打印全文
--- Decisão Sumária nos termos do art.º 407º, n.º 6 do C.P.P.M. (Lei n.º 9/2013). ----------------
--- Data: 23/04/2019 ---------------------------------------------------------------------------------------
--- Relator: Dr. José Maria Dias Azedo -----------------------------------------------------------------

Processo nº 359/2018
(Autos de recurso penal)

(Decisão sumária – art. 407°, n.° 6, al. b) do C.P.P.M.)

Relatório

1. A (A), arguido com os restantes sinais dos autos, respondeu no T.J.B., vindo a ser condenado pela prática como co-autor material e concurso real de 2 crimes de “burla de valor consideravelmente elevado”, p. e p. pelo art. 211°, n.° 1 e 4, al. a) e 196°, al. b) do C.P.M., nas penas parcelares de 3 anos e 6 meses e 4 anos e 3 meses de prisão, e em cúmulo jurídico, na pena única de 5 anos e 6 meses de prisão, assim como no pagamento de uma indemnização total de HKD$1.513.500,00 e juros aos ofendidos dos autos; (cfr., fls. 728 a 735 que como as que se vierem a referir, dão-se aqui como reproduzidas para todos os efeitos legais).

*

Inconformado, o arguido recorreu, afirmando que o Acórdão do T.J.B. padece de “insuficiência da matéria de facto provada para a decisão” e “violação do art. 26° do C.P.M.”, devendo (apenas) ser condenado como “cúmplice” – e não, como “co-autor” – pedindo a consequente “atenuação especial ou redução da pena”; (cfr., fls. 740 a 746).

*

Em Resposta e douto Parecer entende o Ministério Público que o recurso não merece provimento; (cfr., fls. 751 a 753 e 762 a 763-v).

*

Em sede de exame preliminar constatou-se da “manifesta improcedência” do presente recurso, e, nesta conformidade, atento o estatuído no art. 407°, n.° 6, al. b) e 410°, n.° 1 do C.P.P.M., (redacção dada pela Lei n.° 9/2013, aplicável aos presentes autos nos termos do seu art. 6°, n.° 1 e 2, al. 2), e tendo-se presente que a possibilidade de “rejeição do recurso por manifesta improcedência” destina-se a potenciar a economia processual, numa óptica de celeridade e de eficiência, visando, também, moralizar o uso (abusivo) do recurso, passa-se a decidir.

Fundamentação

Dos factos

2. Estão “provados” todos os factos que constavam da acusação pública, agora como tal elencados no Acórdão recorrido a fls. 729-v a 731, e que aqui se dão como integralmente reproduzidos, (nenhum facto tendo ficado por provar).

Do direito

3. Vem o arguido recorrer do Acórdão que o condenou pela prática como co-autor material e concurso real de 2 crimes de “burla de valor consideravelmente elevado”, p. e p. pelo art. 211°, n.° 1 e 4, al. a) e 196°, al. b) do C.P.M., nas penas parcelares de 3 anos e 6 meses e 4 anos e 3 meses de prisão, e em cúmulo jurídico, na pena única de 5 anos e 6 meses de prisão, assim como no pagamento da uma indemnização total de HKD$1.513.500,00 e juros aos ofendidos dos autos.

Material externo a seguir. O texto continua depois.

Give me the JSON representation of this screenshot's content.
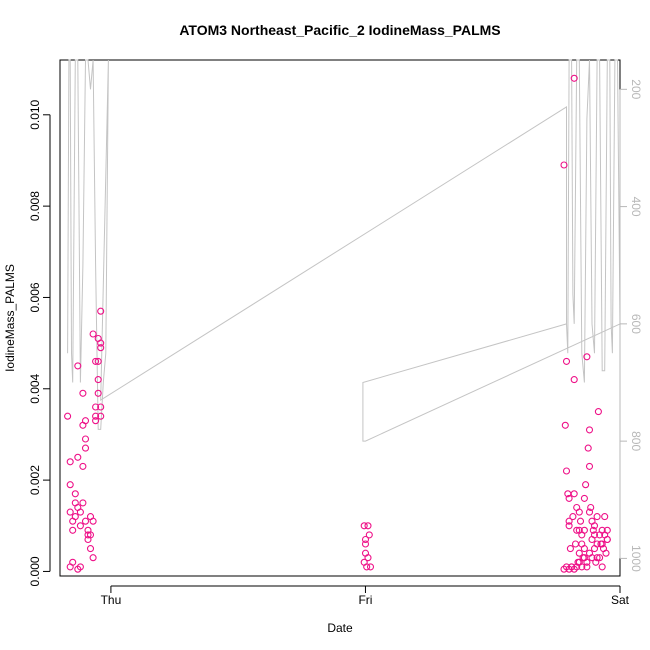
{
  "chart_data": {
    "type": "scatter",
    "title": "ATOM3 Northeast_Pacific_2 IodineMass_PALMS",
    "xlabel": "Date",
    "ylabel": "IodineMass_PALMS",
    "x_ticks": [
      "Thu",
      "Fri",
      "Sat"
    ],
    "y_ticks": [
      "0.000",
      "0.002",
      "0.004",
      "0.006",
      "0.008",
      "0.010"
    ],
    "y_tick_values": [
      0,
      0.002,
      0.004,
      0.006,
      0.008,
      0.01
    ],
    "ylim": [
      -0.0001,
      0.0112
    ],
    "xlim": [
      -0.2,
      2.0
    ],
    "right_axis_ticks": [
      "200",
      "400",
      "600",
      "800",
      "1000"
    ],
    "right_axis_values": [
      200,
      400,
      600,
      800,
      1000
    ],
    "right_axis_range": [
      1030,
      150
    ],
    "colors": {
      "points": "#ee1188",
      "altitude_line": "#c4c4c4",
      "right_axis": "#b8b8b8"
    },
    "series": [
      {
        "values": [
          [
            -0.17,
            0.0034
          ],
          [
            -0.16,
            0.0024
          ],
          [
            -0.16,
            0.0019
          ],
          [
            -0.16,
            0.0013
          ],
          [
            -0.15,
            0.0009
          ],
          [
            -0.15,
            0.0011
          ],
          [
            -0.15,
            0.0002
          ],
          [
            -0.14,
            0.0012
          ],
          [
            -0.14,
            0.0015
          ],
          [
            -0.14,
            0.0017
          ],
          [
            -0.13,
            0.0014
          ],
          [
            -0.13,
            0.0025
          ],
          [
            -0.13,
            0.0045
          ],
          [
            -0.12,
            0.001
          ],
          [
            -0.12,
            0.0001
          ],
          [
            -0.12,
            0.0013
          ],
          [
            -0.11,
            0.0015
          ],
          [
            -0.11,
            0.0039
          ],
          [
            -0.11,
            0.0032
          ],
          [
            -0.11,
            0.0023
          ],
          [
            -0.1,
            0.0033
          ],
          [
            -0.1,
            0.0029
          ],
          [
            -0.1,
            0.0011
          ],
          [
            -0.1,
            0.0027
          ],
          [
            -0.09,
            0.0009
          ],
          [
            -0.09,
            0.0007
          ],
          [
            -0.09,
            0.0008
          ],
          [
            -0.08,
            0.0005
          ],
          [
            -0.08,
            0.0012
          ],
          [
            -0.08,
            0.0008
          ],
          [
            -0.07,
            0.0003
          ],
          [
            -0.07,
            0.0011
          ],
          [
            -0.07,
            0.0052
          ],
          [
            -0.06,
            0.0036
          ],
          [
            -0.06,
            0.0034
          ],
          [
            -0.06,
            0.0046
          ],
          [
            -0.06,
            0.0033
          ],
          [
            -0.05,
            0.0051
          ],
          [
            -0.05,
            0.0046
          ],
          [
            -0.05,
            0.0039
          ],
          [
            -0.05,
            0.0042
          ],
          [
            -0.04,
            0.005
          ],
          [
            -0.04,
            0.0034
          ],
          [
            -0.04,
            0.0057
          ],
          [
            -0.04,
            0.0049
          ],
          [
            -0.04,
            0.0036
          ],
          [
            -0.13,
            5e-05
          ],
          [
            -0.16,
            0.0001
          ],
          [
            0.995,
            0.001
          ],
          [
            1.0,
            0.0007
          ],
          [
            1.0,
            0.0004
          ],
          [
            1.005,
            0.0001
          ],
          [
            1.01,
            0.001
          ],
          [
            1.01,
            0.0003
          ],
          [
            1.015,
            0.0008
          ],
          [
            1.02,
            0.0001
          ],
          [
            0.995,
            0.0002
          ],
          [
            1.0,
            0.0006
          ],
          [
            1.78,
            0.0089
          ],
          [
            1.785,
            0.0032
          ],
          [
            1.79,
            0.0046
          ],
          [
            1.79,
            0.0022
          ],
          [
            1.795,
            0.0017
          ],
          [
            1.8,
            0.0016
          ],
          [
            1.8,
            0.001
          ],
          [
            1.805,
            0.0005
          ],
          [
            1.81,
            0.0001
          ],
          [
            1.815,
            0.0012
          ],
          [
            1.82,
            0.0042
          ],
          [
            1.82,
            0.0108
          ],
          [
            1.825,
            0.0006
          ],
          [
            1.83,
            0.0009
          ],
          [
            1.835,
            0.0002
          ],
          [
            1.84,
            0.0013
          ],
          [
            1.84,
            0.0004
          ],
          [
            1.845,
            0.0011
          ],
          [
            1.85,
            0.0006
          ],
          [
            1.855,
            0.0003
          ],
          [
            1.86,
            0.0016
          ],
          [
            1.86,
            0.0009
          ],
          [
            1.865,
            0.0019
          ],
          [
            1.87,
            0.0047
          ],
          [
            1.875,
            0.0027
          ],
          [
            1.88,
            0.0031
          ],
          [
            1.88,
            0.0023
          ],
          [
            1.885,
            0.0014
          ],
          [
            1.89,
            0.0011
          ],
          [
            1.89,
            0.0007
          ],
          [
            1.895,
            0.0009
          ],
          [
            1.9,
            0.0005
          ],
          [
            1.905,
            0.0002
          ],
          [
            1.91,
            0.0003
          ],
          [
            1.915,
            0.0035
          ],
          [
            1.92,
            0.0008
          ],
          [
            1.925,
            0.0006
          ],
          [
            1.93,
            0.0001
          ],
          [
            1.935,
            0.0005
          ],
          [
            1.94,
            0.0012
          ],
          [
            1.945,
            0.0004
          ],
          [
            1.95,
            0.0007
          ],
          [
            1.78,
            5e-05
          ],
          [
            1.79,
            0.0001
          ],
          [
            1.8,
            5e-05
          ],
          [
            1.81,
            0.0001
          ],
          [
            1.82,
            5e-05
          ],
          [
            1.83,
            0.0001
          ],
          [
            1.84,
            0.0002
          ],
          [
            1.85,
            0.0001
          ],
          [
            1.86,
            0.0003
          ],
          [
            1.87,
            0.0001
          ],
          [
            1.88,
            0.0004
          ],
          [
            1.89,
            0.0003
          ],
          [
            1.9,
            0.0008
          ],
          [
            1.91,
            0.0006
          ],
          [
            1.92,
            0.0003
          ],
          [
            1.93,
            0.0006
          ],
          [
            1.94,
            0.0008
          ],
          [
            1.95,
            0.0009
          ],
          [
            1.8,
            0.0011
          ],
          [
            1.82,
            0.0017
          ],
          [
            1.84,
            0.0009
          ],
          [
            1.86,
            0.0005
          ],
          [
            1.88,
            0.0013
          ],
          [
            1.9,
            0.001
          ],
          [
            1.91,
            0.0012
          ],
          [
            1.93,
            0.0009
          ],
          [
            1.95,
            0.0007
          ],
          [
            1.87,
            0.0002
          ],
          [
            1.83,
            0.0014
          ],
          [
            1.85,
            0.0008
          ]
        ]
      }
    ],
    "altitude_line": [
      [
        -0.17,
        650
      ],
      [
        -0.165,
        150
      ],
      [
        -0.16,
        150
      ],
      [
        -0.155,
        650
      ],
      [
        -0.15,
        700
      ],
      [
        -0.14,
        150
      ],
      [
        -0.13,
        150
      ],
      [
        -0.12,
        700
      ],
      [
        -0.11,
        500
      ],
      [
        -0.1,
        150
      ],
      [
        -0.09,
        150
      ],
      [
        -0.08,
        200
      ],
      [
        -0.07,
        150
      ],
      [
        -0.06,
        500
      ],
      [
        -0.05,
        780
      ],
      [
        -0.04,
        780
      ],
      [
        -0.03,
        700
      ],
      [
        -0.02,
        650
      ],
      [
        -0.01,
        150
      ],
      [
        -0.04,
        730
      ],
      [
        1.79,
        230
      ],
      [
        1.79,
        600
      ],
      [
        1.795,
        650
      ],
      [
        1.8,
        150
      ],
      [
        1.81,
        150
      ],
      [
        1.815,
        550
      ],
      [
        1.82,
        600
      ],
      [
        1.83,
        150
      ],
      [
        1.84,
        150
      ],
      [
        1.85,
        650
      ],
      [
        1.86,
        700
      ],
      [
        1.87,
        250
      ],
      [
        1.88,
        150
      ],
      [
        1.89,
        600
      ],
      [
        1.9,
        650
      ],
      [
        1.91,
        150
      ],
      [
        1.92,
        150
      ],
      [
        1.93,
        680
      ],
      [
        1.94,
        680
      ],
      [
        1.95,
        150
      ],
      [
        1.96,
        150
      ],
      [
        1.965,
        600
      ],
      [
        1.97,
        650
      ],
      [
        1.98,
        150
      ],
      [
        1.99,
        150
      ],
      [
        2.0,
        600
      ],
      [
        1.0,
        800
      ],
      [
        0.99,
        800
      ],
      [
        0.99,
        700
      ],
      [
        1.79,
        600
      ]
    ]
  }
}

Afirma que o Acórdão recorrido padece do vício de “insuficiência da matéria de facto provada para a decisão” e “violação do art. 26° do C.P.M.”, pugnando pela sua condenação como “cúmplice” – e não, como “co-autor” – pedindo, a final, a “atenuação especial ou redução da pena”.

Como se deixou adiantado, apresenta-se-nos evidente a improcedência do pelo arguido recorrente pretendido.

Vejamos.

–– Quanto à “insuficiência da matéria de facto provada para a decisão”.

Repetidamente temos considerado que tal vício apenas ocorre “quando o Tribunal não se pronuncia sobre toda a matéria objecto do processo”; (cfr., v.g., os recentes Acs. deste T.S.I. de 14.06.2018, Proc. n.° 451/2018, de 06.09.2018, Proc. n.° 677/2018 e de 10.01.2019, Proc. n.° 859/2018, podendo-se também sobre o dito vício em questão e seu alcance, ver o Ac. do Vdo T.U.I. de 24.03.2017, Proc. n.° 6/2017).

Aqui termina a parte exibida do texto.